Speculations that microchip maker AMD might be bought by IBM surfaced the last couple of days, rising AMD's stock shares by 8% yesterday.
Neither parties have commented on the rumour, which however proved to be enough to offer AMD's share a a significant boost. At the same time, IBM's stock was down yesterday by 1.7 percent on the New York Stock Exchange.
Some analysts have predicted that with AMD shares being so low, it might be a good time for IBM to acquire them. IBM has had a research and development expense-sharing agreement with AMD.
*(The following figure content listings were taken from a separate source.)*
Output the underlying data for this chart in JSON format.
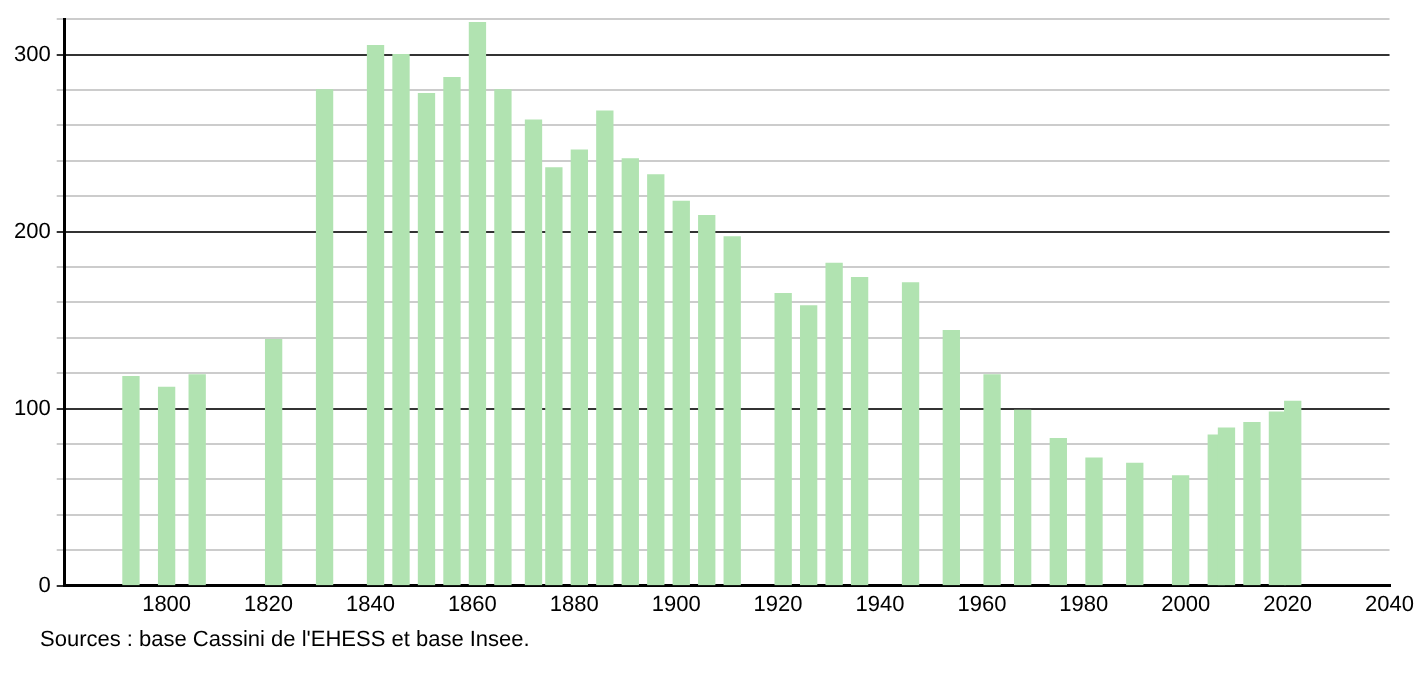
{
  "chart_data": {
    "type": "bar",
    "x": [
      1793,
      1800,
      1806,
      1821,
      1831,
      1841,
      1846,
      1851,
      1856,
      1861,
      1866,
      1872,
      1876,
      1881,
      1886,
      1891,
      1896,
      1901,
      1906,
      1911,
      1921,
      1926,
      1931,
      1936,
      1946,
      1954,
      1962,
      1968,
      1975,
      1982,
      1990,
      1999,
      2006,
      2008,
      2013,
      2018,
      2021
    ],
    "values": [
      118,
      112,
      119,
      139,
      280,
      305,
      300,
      278,
      287,
      318,
      280,
      263,
      236,
      246,
      268,
      241,
      232,
      217,
      209,
      197,
      165,
      158,
      182,
      174,
      171,
      144,
      119,
      99,
      83,
      72,
      69,
      62,
      85,
      89,
      92,
      98,
      104
    ],
    "color": "#b1e3b1",
    "xlim": [
      1780,
      2040
    ],
    "xticks": [
      1800,
      1820,
      1840,
      1860,
      1880,
      1900,
      1920,
      1940,
      1960,
      1980,
      2000,
      2020,
      2040
    ],
    "ylim": [
      0,
      320
    ],
    "yticks": [
      0,
      {
        "value": 20,
        "label": null
      },
      {
        "value": 40,
        "label": null
      },
      {
        "value": 60,
        "label": null
      },
      {
        "value": 80,
        "label": null
      },
      100,
      {
        "value": 120,
        "label": null
      },
      {
        "value": 140,
        "label": null
      },
      {
        "value": 160,
        "label": null
      },
      {
        "value": 180,
        "label": null
      },
      200,
      {
        "value": 220,
        "label": null
      },
      {
        "value": 240,
        "label": null
      },
      {
        "value": 260,
        "label": null
      },
      {
        "value": 280,
        "label": null
      },
      300,
      {
        "value": 320,
        "label": null
      }
    ],
    "grid": "y",
    "legend": false,
    "annotations": [
      "Sources : base Cassini de l'EHESS et base Insee."
    ]
  }
}
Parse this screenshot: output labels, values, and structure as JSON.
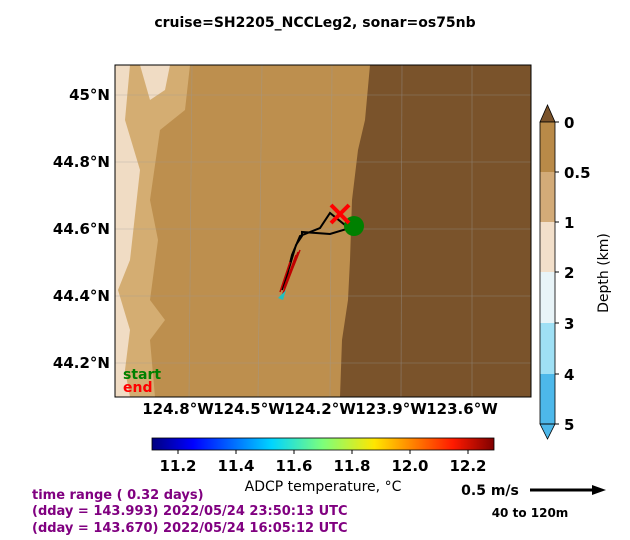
{
  "header": {
    "title": "cruise=SH2205_NCCLeg2,   sonar=os75nb"
  },
  "map": {
    "lat_labels": [
      "45°N",
      "44.8°N",
      "44.6°N",
      "44.4°N",
      "44.2°N"
    ],
    "lon_labels": [
      "124.8°W",
      "124.5°W",
      "124.2°W",
      "123.9°W",
      "123.6°W"
    ],
    "legend": {
      "start": "start",
      "end": "end"
    }
  },
  "depth_colorbar": {
    "ticks": [
      "0",
      "0.5",
      "1",
      "2",
      "3",
      "4",
      "5"
    ],
    "label": "Depth (km)"
  },
  "temperature_colorbar": {
    "ticks": [
      "11.2",
      "11.4",
      "11.6",
      "11.8",
      "12.0",
      "12.2"
    ],
    "label": "ADCP temperature, °C"
  },
  "scale": {
    "speed": "0.5 m/s",
    "depth_range": "40 to 120m"
  },
  "time_info": [
    "time range ( 0.32 days)",
    "(dday = 143.993) 2022/05/24 23:50:13 UTC",
    "(dday = 143.670) 2022/05/24 16:05:12 UTC"
  ]
}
AMD might want to use IBM's East Fishkill, New York, chip-fabrication plant to build microprocessors, in an effort to stengthen its position against rival Intel, who currently has 12 chipmaking plants across the globe, compared to AMD's single chip fabrication plant in Germany.
On the other hand, IBM's recent policy to move away from hardware and manufacturing and moving to software and solutions, make the acquisition a low-probability event. IBM sold its computer hard disk business to Hitachi in 2002 and its PC business to China's Lenovo Group in 2005. Last year, IBM sold its printer business to Japan's Ricoh. Earlier Wednesday, IBM said it was buying privately held AptSoft Corp to expand its business event processing software portfolio.
Mergermarket.com, a mergers-focused news service, reported on the Financial Times' Web site that IBM and AMD could strengthen their current partnership.
"A deal could see IBM's microelectronics division merge with AMD at some point, possibly in the near term," mergermarket.com correspondent David Zielenziger wrote, citing "industry sources."